Parish Councils and Lay Involvement

Prof. Michael Hull, New York

 

Parish councils are one of the most important vehicles for lay involvement in the Church. Parish councils find their root in the Second Vatican Council’s Christus Dominus (no. 27). Therein, the Council emphasizes that a diocesan bishop should solicit the Christian faithful and pastoral ministers of his diocese in the form of a diocesan pastoral council. This emphasis finds its legal expression in the 1983 Code of Canon Law (cc. 511–14), wherein the canons mandate a diocesan pastoral council. However, there is no mandate for a parish (pastoral) council—only the recommendation to the diocesan bishop to set up parish councils if he thinks them opportune after consultation with his presbyteral council (c. 536 §1). Likewise, although the canons set up the norms for a diocesan pastoral council (cc. 512–14), the diocesan bishop sets up the norms for parish councils in his own diocese (c. 536 §2), as he does for canonically mandated parish finance councils (c. 537).

Since the Council, parish councils have become increasingly visible in the day-to-day operation of local parishes. It would seem that the forum of the parish council is the most immediate venue of lay involvement in the pastoral activities of parishes and that parish council is a key instance of the principle of subsidiarity. On the one hand, the parish council gives the parish priest a unique opportunity to make known parochial needs to the leading laity of his parish. On the other hand, many laypersons have a unique opportunity to make known their opinions about the parish to their parish priest and to one another. So successful has this format of the parish council become that the 1997 Instruction on Certain Questions Regarding the Collaboration of the Non-Ordained Faithful in the Sacred Ministry of Priests speaks of the parish (and finance) council as a superb example of cooperation between priests and lay persons (p. 21, art. 5).

Yet, care must be taken to see that the establishment of parish councils is not misconstrued, for the parish council may never possess more than a consultative voice in the administration of a parish (c. 536 §2). This does not mean that lay involvement in the daily undertakings of a parish, or that lay financial and spiritual support is in any way underrated, undervalued, or unappreciated. But it does mean that the government of a parish is the responsibility of its parish priest. Nor does it mean that the parish priest is any way free to govern justly without taking carefully into account by means of consultation with his parish council any and all concerns of his parishioners. But it does mean that, by virtue of his holy orders and office, the parish priest makes the final decisions in his competence.

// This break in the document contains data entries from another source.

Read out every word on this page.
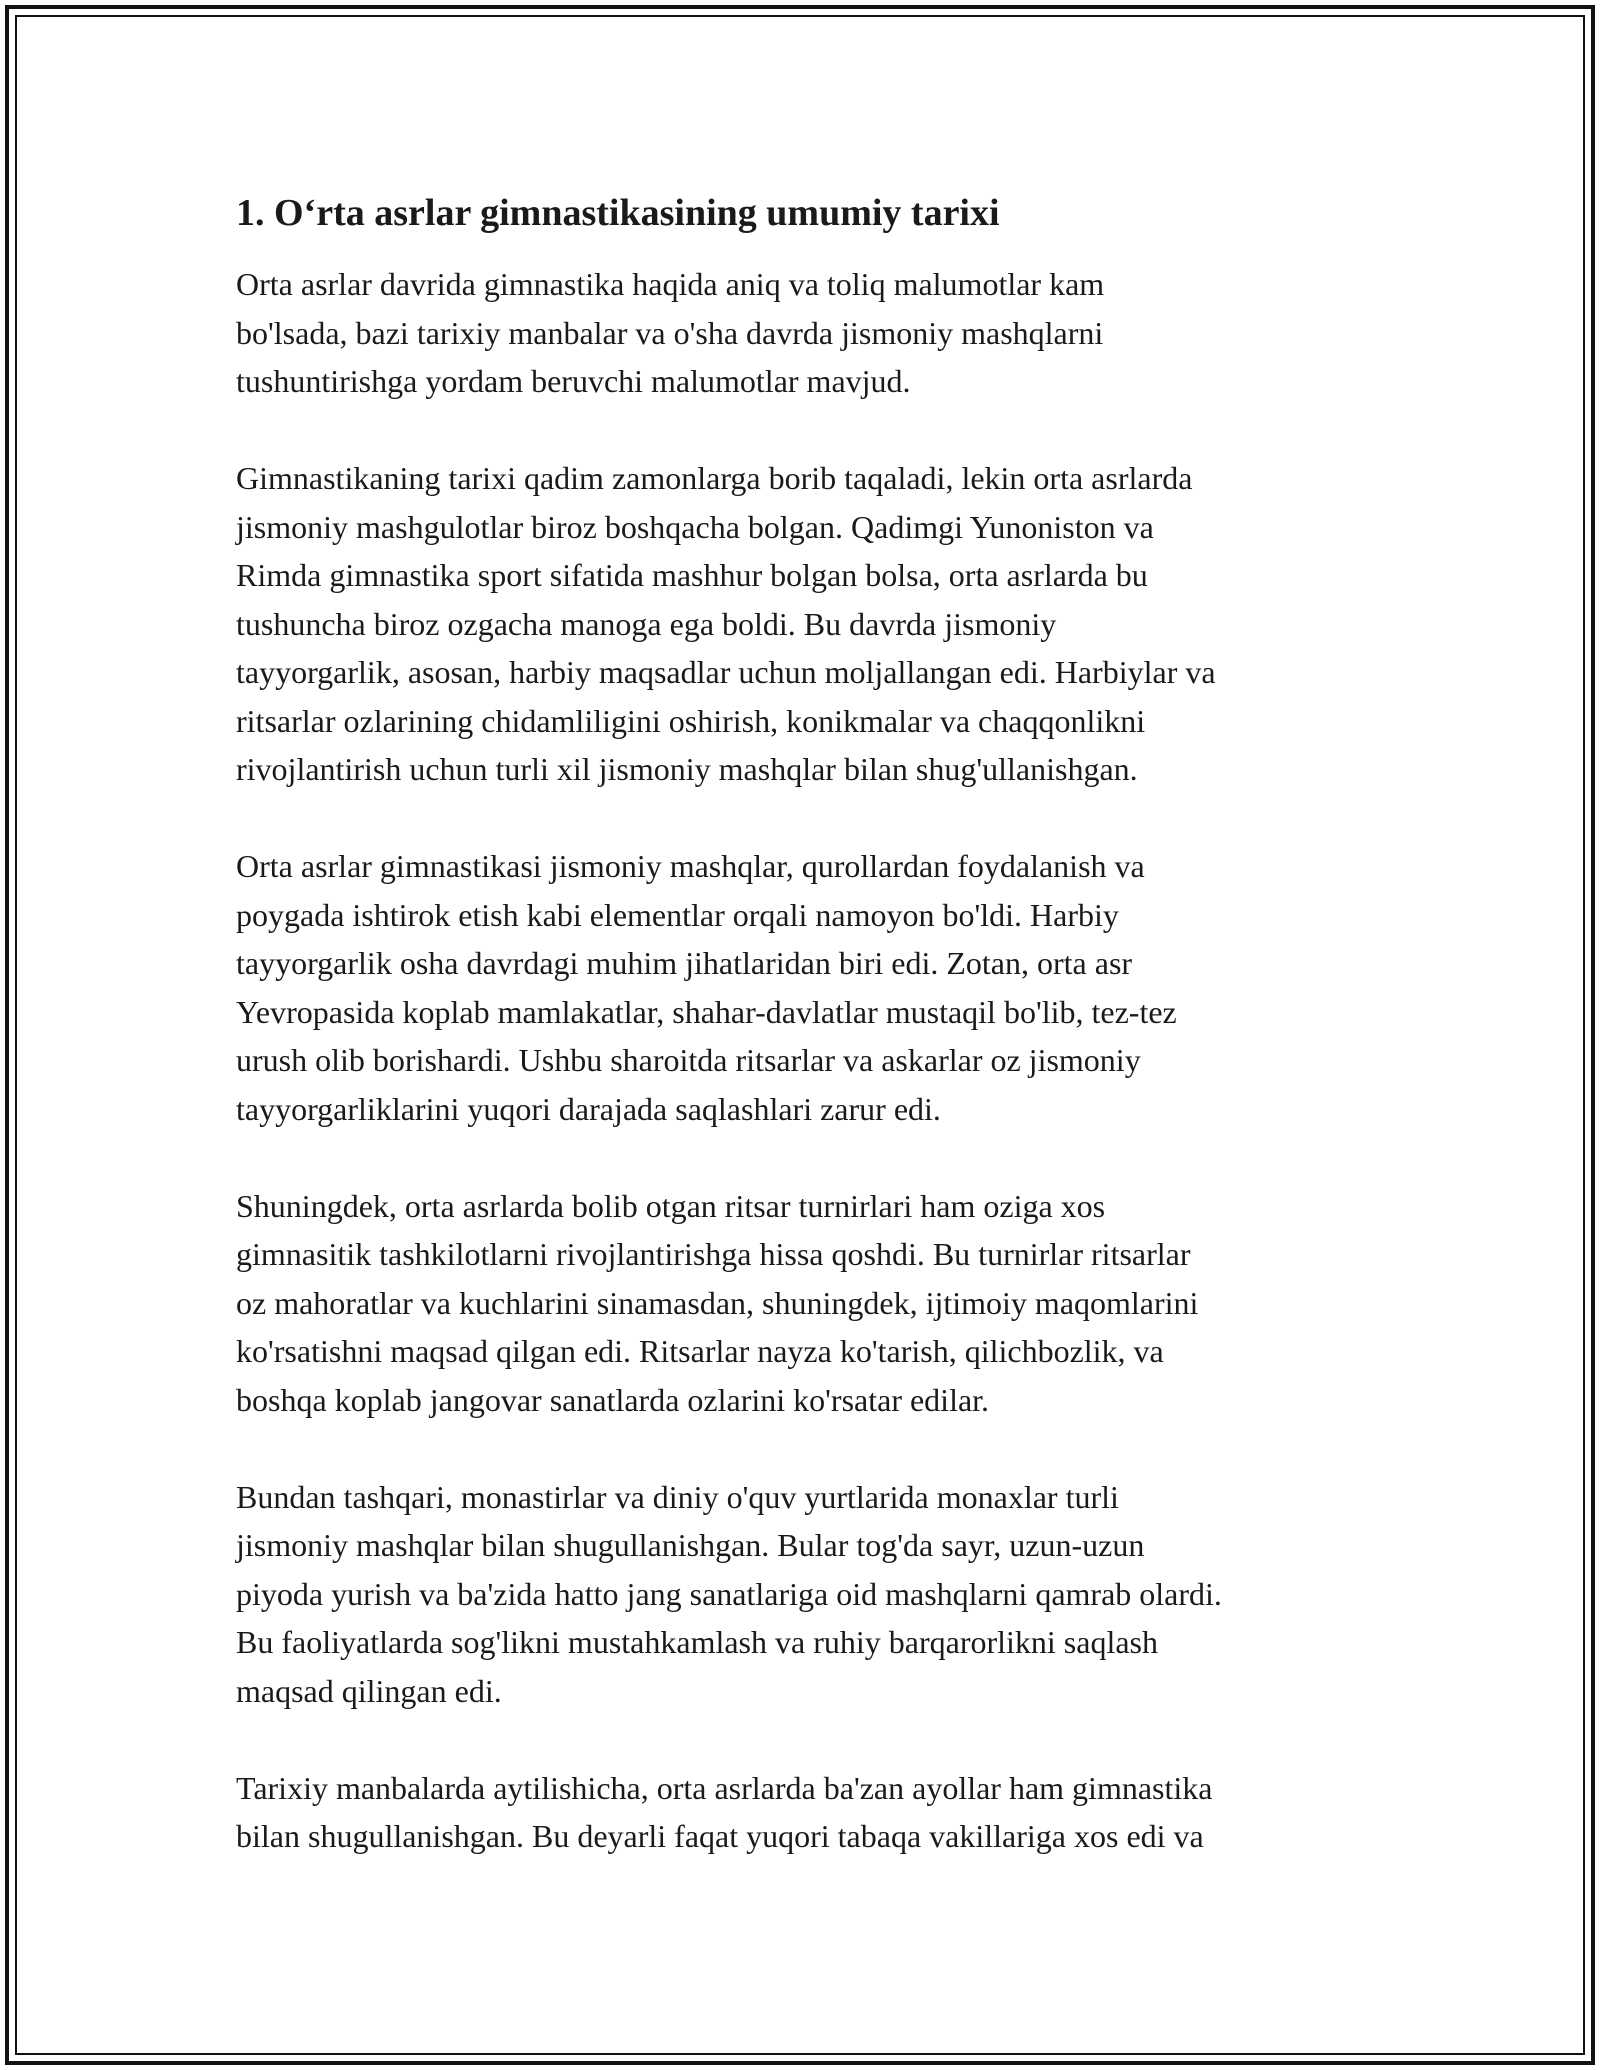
1. O‘rta asrlar gimnastikasining umumiy tarixi
Orta asrlar davrida gimnastika haqida aniq va toliq malumotlar kam
bo'lsada, bazi tarixiy manbalar va o'sha davrda jismoniy mashqlarni
tushuntirishga yordam beruvchi malumotlar mavjud.
Gimnastikaning tarixi qadim zamonlarga borib taqaladi, lekin orta asrlarda
jismoniy mashgulotlar biroz boshqacha bolgan. Qadimgi Yunoniston va
Rimda gimnastika sport sifatida mashhur bolgan bolsa, orta asrlarda bu
tushuncha biroz ozgacha manoga ega boldi. Bu davrda jismoniy
tayyorgarlik, asosan, harbiy maqsadlar uchun moljallangan edi. Harbiylar va
ritsarlar ozlarining chidamliligini oshirish, konikmalar va chaqqonlikni
rivojlantirish uchun turli xil jismoniy mashqlar bilan shug'ullanishgan.
Orta asrlar gimnastikasi jismoniy mashqlar, qurollardan foydalanish va
poygada ishtirok etish kabi elementlar orqali namoyon bo'ldi. Harbiy
tayyorgarlik osha davrdagi muhim jihatlaridan biri edi. Zotan, orta asr
Yevropasida koplab mamlakatlar, shahar-davlatlar mustaqil bo'lib, tez-tez
urush olib borishardi. Ushbu sharoitda ritsarlar va askarlar oz jismoniy
tayyorgarliklarini yuqori darajada saqlashlari zarur edi.
Shuningdek, orta asrlarda bolib otgan ritsar turnirlari ham oziga xos
gimnasitik tashkilotlarni rivojlantirishga hissa qoshdi. Bu turnirlar ritsarlar
oz mahoratlar va kuchlarini sinamasdan, shuningdek, ijtimoiy maqomlarini
ko'rsatishni maqsad qilgan edi. Ritsarlar nayza ko'tarish, qilichbozlik, va
boshqa koplab jangovar sanatlarda ozlarini ko'rsatar edilar.
Bundan tashqari, monastirlar va diniy o'quv yurtlarida monaxlar turli
jismoniy mashqlar bilan shugullanishgan. Bular tog'da sayr, uzun-uzun
piyoda yurish va ba'zida hatto jang sanatlariga oid mashqlarni qamrab olardi.
Bu faoliyatlarda sog'likni mustahkamlash va ruhiy barqarorlikni saqlash
maqsad qilingan edi.
Tarixiy manbalarda aytilishicha, orta asrlarda ba'zan ayollar ham gimnastika
bilan shugullanishgan. Bu deyarli faqat yuqori tabaqa vakillariga xos edi va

What we must take care to see and cultivate is the ever-increasing collaboration between priests and people that is facilitated by parish councils. The distinctive occasion for teamwork, concord, and evangelization found in parish council setting should not be missed. There are few other structures on the grass-roots level of ecclesiastical organization that proffer such an exciting prospect for lay involvement. Parish councils are often highlighted moments of the people of God—priests and laity—in the close cooperation envisioned by the fathers of the Council. With God’s help, that vision will be more and more realized as the pilgrim people of God make their way home to heaven.